Joining her as Tech Director will be Associate Professor Jacqueline Alderson, one of Australia’s leading applied machine learning and data science specialists, with a distinguished career in advanced technologies in health and sport.

Professor Powles said that compared to other sectors, industries, and utilities, the tech ecosystem exists in a legal vacuum with stark absences of any sense of obligation to respond to national frameworks of rules and regulation.

“The Lab aims to dramatically change this status quo, with a relentless focus on defending rights and protecting against harms to people and the environment,” she said.

“From our vantage point in Western Australia, in neighbourhood with many of the world’s net tech importers, we have a significant agenda for reining in the unchecked power of the tech monopolies and designing the pro-public technologies we deserve in their place.

“We’ve permitted the world’s most powerful companies to operate in a state of exception, reaping massive profits and stockpiling swathes of highly intimate information about us in the process.

“There is no jurisdiction in the world with laws, policies and institutions to effectively govern the tech ecosystem and, through that, to protect people and communities. We need to end this exceptionalism.”

The Lab’s first three externally-led projects involve Professor Kimberlee Weatherall at the University of Sydney on innovative private law remedies, Dr Will Bateman at the Australian National University on public law protections, and the Australian Academy of Science on data governance and professional sport. All three projects further the aim of making Australia a best-practice jurisdiction for technology regulation.

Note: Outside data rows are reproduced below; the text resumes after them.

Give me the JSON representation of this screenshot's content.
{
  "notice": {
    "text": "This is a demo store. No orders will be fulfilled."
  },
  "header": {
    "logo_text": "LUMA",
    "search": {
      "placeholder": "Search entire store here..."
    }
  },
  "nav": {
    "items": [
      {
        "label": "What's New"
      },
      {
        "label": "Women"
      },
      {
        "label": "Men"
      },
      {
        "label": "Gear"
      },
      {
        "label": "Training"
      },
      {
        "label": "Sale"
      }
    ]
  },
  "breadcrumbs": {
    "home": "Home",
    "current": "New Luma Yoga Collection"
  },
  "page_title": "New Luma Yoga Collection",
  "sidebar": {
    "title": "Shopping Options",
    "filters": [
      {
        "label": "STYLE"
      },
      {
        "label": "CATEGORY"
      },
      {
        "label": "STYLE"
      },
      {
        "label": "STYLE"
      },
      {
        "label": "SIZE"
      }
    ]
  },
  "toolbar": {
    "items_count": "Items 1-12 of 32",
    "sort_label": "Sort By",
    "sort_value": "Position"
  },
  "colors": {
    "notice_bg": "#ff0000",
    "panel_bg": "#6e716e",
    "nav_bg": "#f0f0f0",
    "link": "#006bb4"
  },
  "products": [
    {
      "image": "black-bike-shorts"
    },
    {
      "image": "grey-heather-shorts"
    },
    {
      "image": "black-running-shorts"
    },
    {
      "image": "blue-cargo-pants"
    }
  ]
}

UWA Vice-Chancellor Professor Amit Chakma said the new Tech & Policy Lab responded to the urgent need for regulation and governance in the ever-evolving global digital environment.

“Addressing these complex issues will provide great benefits to our local, national and global communities,” Professor Chakma said.

“This is a vital part of UWA’s mission, and I’m delighted by this opportunity to make such an important contribution to the public good.”

Professor Amit Chakma

Professor Natalie Skead, Dean and Head of UWA’s Law School, said the Lab would be the headquarters of an impressive global network of remarkable researchers.

“It will position The University of Western Australia and the UWA Law School as world leaders in tackling the increasingly complex challenges of regulating the currently unbridled ubiquitous technology domain, placing the public interest at the forefront of its research agenda,” Professor Skead said.

The Lab will involve a core team based at UWA as well as a novel project fund to incubate innovative projects with leading researchers nationally and within the region. The Lab plans to recruit research fellows and PhD students to Western Australia, with an exciting program offering fully-funded PhD scholarships.